In “The Profit”, we are fast forwarded to the coke-fueled, mid-80’s where Wall Street go-getter Christian is desperate to make partner in the Wasp-dominated Hamilton, Shaker & Shaw.  His sponsor is his paramour, Sybil, a blue-chip heiress whose recommendation demands hot sex, peppered by blackmail.  When his blue-collar parents arrive to spoil his scion façade, will he play it her way or not?  Let’s just say there’s a body in the closet and much mayhem to consider when the airhead daughter of the firm’s CEO, William Hamilton, arrives.
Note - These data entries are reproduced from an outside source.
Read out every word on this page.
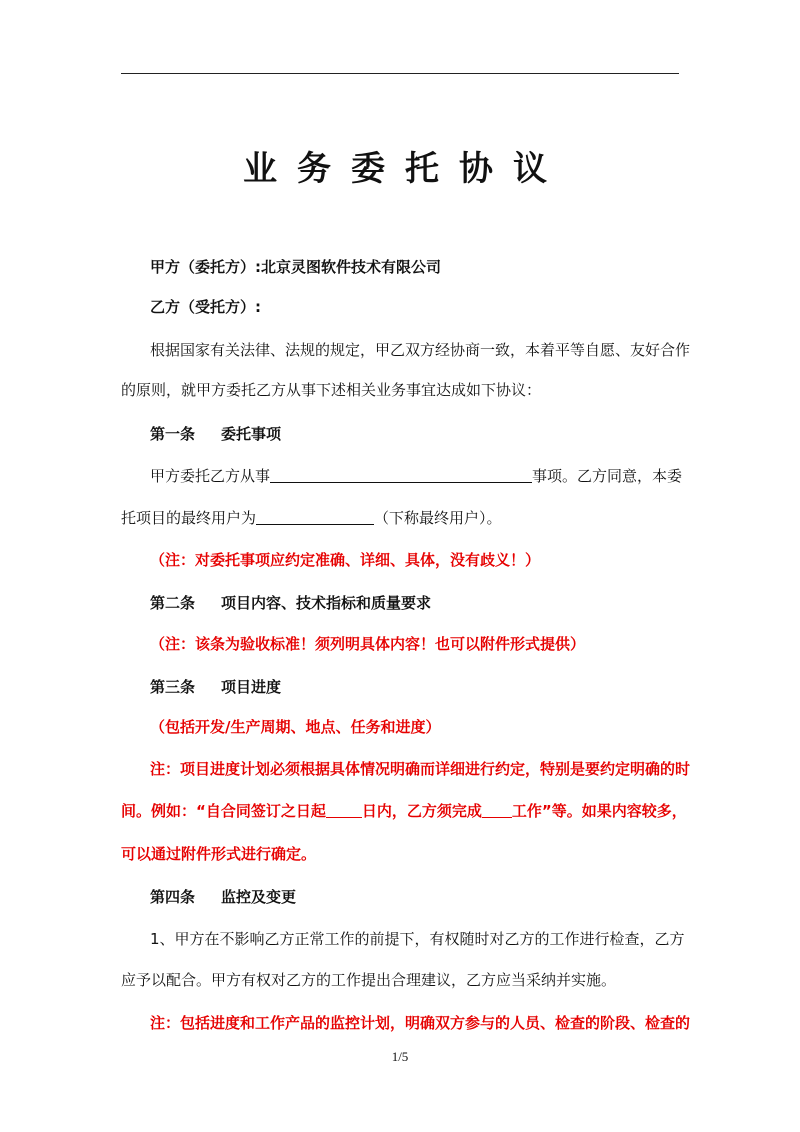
业务委托协议
甲方（委托方）:北京灵图软件技术有限公司
乙方（受托方）:
根据国家有关法律、法规的规定，甲乙双方经协商一致，本着平等自愿、友好合作
的原则，就甲方委托乙方从事下述相关业务事宜达成如下协议：
第一条 委托事项
甲方委托乙方从事	事项。乙方同意，本委
托项目的最终用户为	（下称最终用户）。
（注：对委托事项应约定准确、详细、具体，没有歧义！）
第二条 项目内容、技术指标和质量要求
（注：该条为验收标准！须列明具体内容！也可以附件形式提供）
第三条 项目进度
（包括开发/生产周期、地点、任务和进度）
注：项目进度计划必须根据具体情况明确而详细进行约定，特别是要约定明确的时
间。例如：“自合同签订之日起 日内，乙方须完成 工作”等。如果内容较多，
可以通过附件形式进行确定。
第四条 监控及变更
1、甲方在不影响乙方正常工作的前提下，有权随时对乙方的工作进行检查，乙方
应予以配合。甲方有权对乙方的工作提出合理建议，乙方应当采纳并实施。
注：包括进度和工作产品的监控计划，明确双方参与的人员、检查的阶段、检查的
1/5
Lastly, in “The Profit”, we are transported to modern day Malibu and the fabulous seaside home of Louise who is having an emotional breakdown.  Her sister, Ursula, clad in sackcloth and rocking a New Age mindset, has dissolved the family fortune and Louise will lose her billionaire LA lifestyle along with her umbilically attached cellphone and in-house robot.  A rabbi, a homeless surfer dude and a giant sea snake augur the end of the world in this madcap folly.  Did I mention they are related?  You will see.  And you will love it.  The cast is formidable and fierce.

Highly recommended.

With Carson Elrod as Joseph Mask and Joe Jones; Kimberly Gilbert as Louise Mask; Julia Coffey as Trudy Rezner, Sybil Rittenhouse and Omega; Tony Roach as Jock Revere, William Hamilton and Jack Revere; Kevin Isola as Benjamin Mandelshtam, Christian Mask and Rabbi Mandelshtam; and Turna Mete as Young Woman, Milly Hamilton and Ursula Mask.

Costumes by Frank Labovitz, Scenic Design by Alexander Dodge, Lighting Design by Nancy Schertler, and original music and sound design by Elisheba Ittoop.